Il pregio del lavoro di Giorgio, lo ripetiamo, sta nel non darsi ragione a prescindere, come avviene a tanti protagonisti della storia, quelli che “se mi avessero dato retta in quell’occasione…”. La storia va come va, ci sono ragioni infinitamente più potenti dei singoli ìndividui a spingerla in un senso o nell’altro. E anche le organizzazioni che dovrebbero “esercitare la soggettività alternativa” sono al dunque condizionate – favorite o ostacolate, supportate o bombardate – dai rapporti di forza sociali, dallo sviluppo storico, dalla collocazione geopolitica, ecc.

La situazione attuale, per quanto attiene sia alla cultura che all’organizzazione concreta “della classe”, è un autentico “buco nero”, che solo l’ottimismo della volontà riesce a rappresentare come “una prateria da occupare”. Ma conoscere la Storia serve a sapere che è la durezza della condizione oggettiva che costringe il pensiero a diventare “forte”, altettanto duro e impietoso, anche con se stessi. Non ci sono soluzioni indolori, bacchette magiche, “pensate creative” che ci possano permettere di ribaltare in due mosse lo squilibrio delle forze in campo.

Siamo di fronte a un potere padronale organizzato su scala quantomeno continentale, in cui le decisioni fondamentali di politica economica sono sottratte a ogni verifica democratica. Sul piano della rappresentanza si è di fatto privi di strumenti all’altezza della sfida. Sul piano sindacale, la rappresentanza stessa è blindata dall’accordo del gennaio di quest’anno, una sorta di “patto di palazzo Vidoni” che vieta – nei fatti, se non nella norma – l’esistenza di una soggettività non “compatibilizzata” con le esigenze del sistema. Cosa si fa, in questa situazione? Il “conflitto a km zero”? Si moltiplica il pulviscolo sperando che prima o poi si addensi in una massa critica di qualche rilevanza?

Oppure si prende atto che “lo scambio vincente” offerto dal capitalismo negli ultimi trenta anni – “niente più garanzie socialiste (diritti, keynesismo, costituzione, ecc), ma crescita economica infinita che produce benessere per tutti” – è a fine corsa, fallito disastrosamente? Che, quindi, il conflitto deve darsi nuovamente una prospettiva di cambiamento generale?

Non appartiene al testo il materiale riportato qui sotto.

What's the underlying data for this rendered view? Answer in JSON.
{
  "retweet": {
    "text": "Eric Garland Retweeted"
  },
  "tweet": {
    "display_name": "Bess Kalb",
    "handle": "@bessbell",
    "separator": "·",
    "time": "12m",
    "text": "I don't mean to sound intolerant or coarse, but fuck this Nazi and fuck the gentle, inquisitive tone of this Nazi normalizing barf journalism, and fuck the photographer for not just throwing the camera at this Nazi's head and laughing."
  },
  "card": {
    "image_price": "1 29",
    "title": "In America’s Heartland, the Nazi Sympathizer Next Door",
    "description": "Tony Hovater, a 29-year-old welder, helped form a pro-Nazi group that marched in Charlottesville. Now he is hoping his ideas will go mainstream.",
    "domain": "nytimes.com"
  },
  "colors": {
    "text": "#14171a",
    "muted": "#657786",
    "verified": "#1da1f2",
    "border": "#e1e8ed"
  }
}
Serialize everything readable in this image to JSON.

La risposta implica un salto di qualità, una rottura con la cultura sindacale e politica dominante dall’89 in poi (ma nata molto prima, spiega bene Giorgio). Anche perché “il nemico” non si accontenta di aver vinto, ma vuole stravincere: “Le persone devono essere educate alla paura e all’arte di arrangiarsi individualmente, cancellando anche nell’immaginario la possibilità dell’azione collettiva e del conflitto. I sindacati devono invece accettare la resa incondizionata, ridursi a entità corporative e complici nelle imprese, a burocrazie di servizio nella società”.

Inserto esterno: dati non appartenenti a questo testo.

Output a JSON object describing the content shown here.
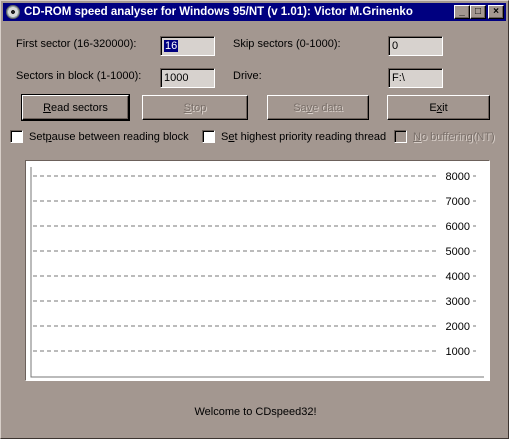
{
  "window": {
    "title": "CD-ROM speed analyser for Windows 95/NT (v 1.01): Victor M.Grinenko",
    "minimize_glyph": "_",
    "maximize_glyph": "□",
    "close_glyph": "×"
  },
  "form": {
    "first_sector_label": "First sector (16-320000):",
    "first_sector_value": "16",
    "skip_sectors_label": "Skip sectors (0-1000):",
    "skip_sectors_value": "0",
    "sectors_in_block_label": "Sectors in block (1-1000):",
    "sectors_in_block_value": "1000",
    "drive_label": "Drive:",
    "drive_value": "F:\\"
  },
  "buttons": {
    "read": {
      "label_u": "R",
      "label_rest": "ead sectors"
    },
    "stop": {
      "label_u": "S",
      "label_rest": "top"
    },
    "save": {
      "label_pre": "Sa",
      "label_u": "v",
      "label_rest": "e data"
    },
    "exit": {
      "label_pre": "E",
      "label_u": "x",
      "label_rest": "it"
    }
  },
  "options": {
    "pause": {
      "pre": "Set ",
      "u": "p",
      "rest": "ause between reading block",
      "checked": false
    },
    "priority": {
      "pre": "S",
      "u": "e",
      "rest": "t highest priority reading thread",
      "checked": false
    },
    "nobuffer": {
      "pre": "",
      "u": "N",
      "rest": "o buffering(NT)",
      "checked": false,
      "disabled": true
    }
  },
  "chart_data": {
    "type": "line",
    "ylim": [
      0,
      8000
    ],
    "yticks": [
      1000,
      2000,
      3000,
      4000,
      5000,
      6000,
      7000,
      8000
    ],
    "ytick_labels": [
      "1000",
      "2000",
      "3000",
      "4000",
      "5000",
      "6000",
      "7000",
      "8000"
    ],
    "grid": "dashed horizontal",
    "series": []
  },
  "status": {
    "text": "Welcome to CDspeed32!"
  }
}
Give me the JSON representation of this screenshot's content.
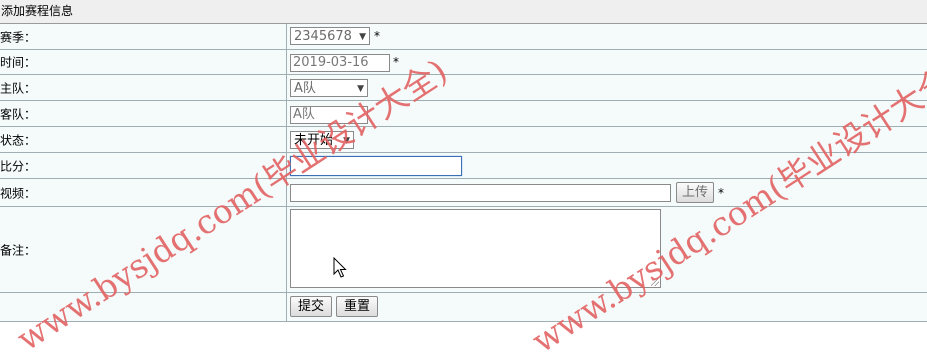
{
  "form": {
    "title": "添加赛程信息",
    "rows": {
      "season": {
        "label": "赛季：",
        "value": "2345678",
        "required": "*"
      },
      "time": {
        "label": "时间：",
        "value": "2019-03-16",
        "required": "*"
      },
      "home": {
        "label": "主队：",
        "value": "A队"
      },
      "away": {
        "label": "客队：",
        "value": "A队"
      },
      "status": {
        "label": "状态：",
        "value": "未开始"
      },
      "score": {
        "label": "比分：",
        "value": ""
      },
      "video": {
        "label": "视频：",
        "value": "",
        "upload_label": "上传",
        "required": "*"
      },
      "notes": {
        "label": "备注：",
        "value": ""
      }
    },
    "submit_label": "提交",
    "reset_label": "重置"
  },
  "watermark": {
    "text_a": "www.bysjdq.com(毕业设计大全)",
    "text_b": "www.bysjdq.com(毕业设计大全)",
    "color": "#e36363"
  },
  "colors": {
    "row_bg": "#f5fbfb",
    "border": "#9eaeb2",
    "title_bg": "#efefef"
  }
}
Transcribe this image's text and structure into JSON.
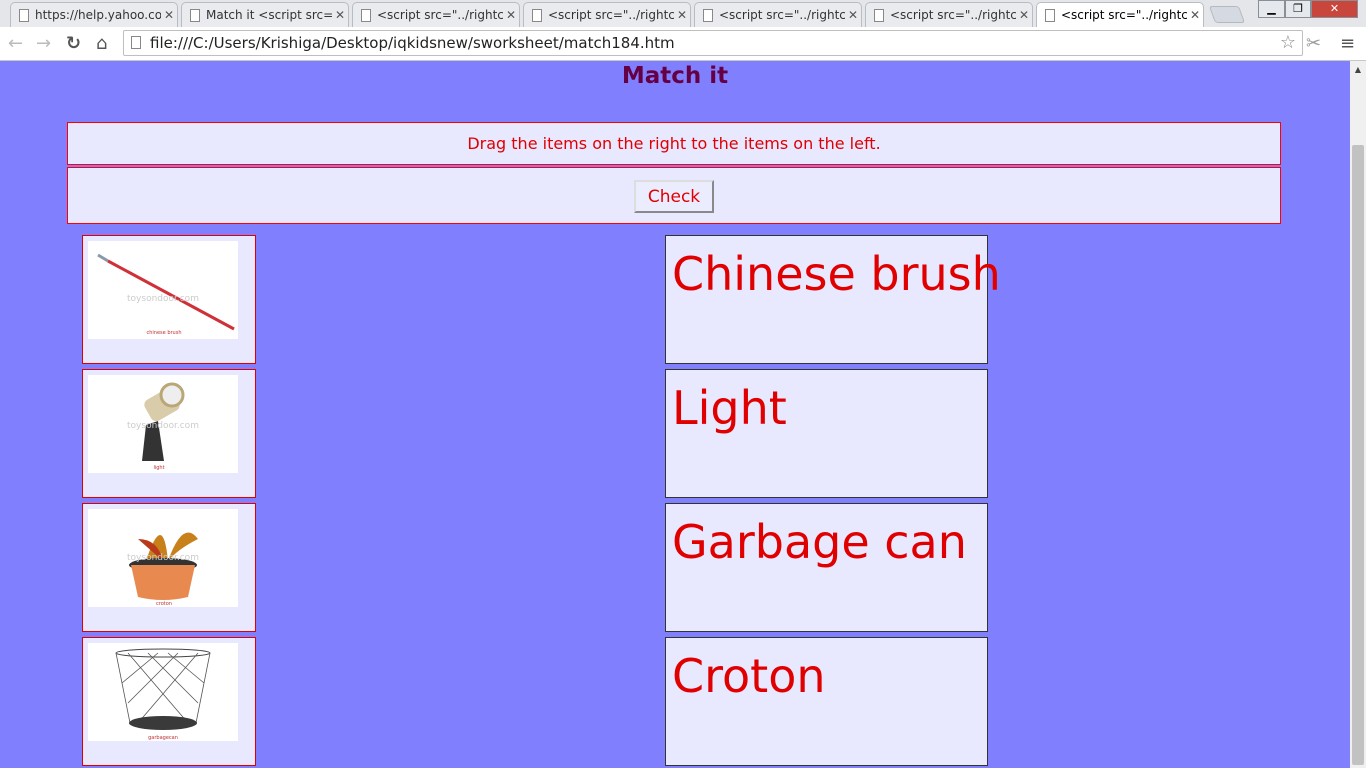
{
  "browser": {
    "tabs": [
      {
        "label": "https://help.yahoo.co"
      },
      {
        "label": "Match it <script src=\""
      },
      {
        "label": "<script src=\"../rightcli"
      },
      {
        "label": "<script src=\"../rightcli"
      },
      {
        "label": "<script src=\"../rightcli"
      },
      {
        "label": "<script src=\"../rightcli"
      },
      {
        "label": "<script src=\"../rightcli"
      }
    ],
    "url": "file:///C:/Users/Krishiga/Desktop/iqkidsnew/sworksheet/match184.htm"
  },
  "page": {
    "title": "Match it",
    "instruction": "Drag the items on the right to the items on the left.",
    "check_label": "Check",
    "left_items": [
      {
        "caption": "chinese brush",
        "watermark": "toysondoor.com"
      },
      {
        "caption": "light",
        "watermark": "toysondoor.com"
      },
      {
        "caption": "croton",
        "watermark": "toysondoor.com"
      },
      {
        "caption": "garbagecan",
        "watermark": "toysondoor.com"
      }
    ],
    "right_items": [
      "Chinese brush",
      "Light",
      "Garbage can",
      "Croton"
    ]
  },
  "colors": {
    "page_bg": "#8080ff",
    "cell_bg": "#e8e8ff",
    "text_red": "#e00000",
    "title": "#660044"
  }
}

In questo eccesso – implicito nella natura stessa del capitale, che non conosce né ammette limiti al proprio avanzare – sta anche la possibilità di rimettere il conflitto sociale con i piedi per terra. Sapendo da dove si viene, di come si dà battaglia, si vince e si perde, facendo scienza dell’esperienza accumulata nel tempo. Ricordando per fare meglio, senza nostalgie.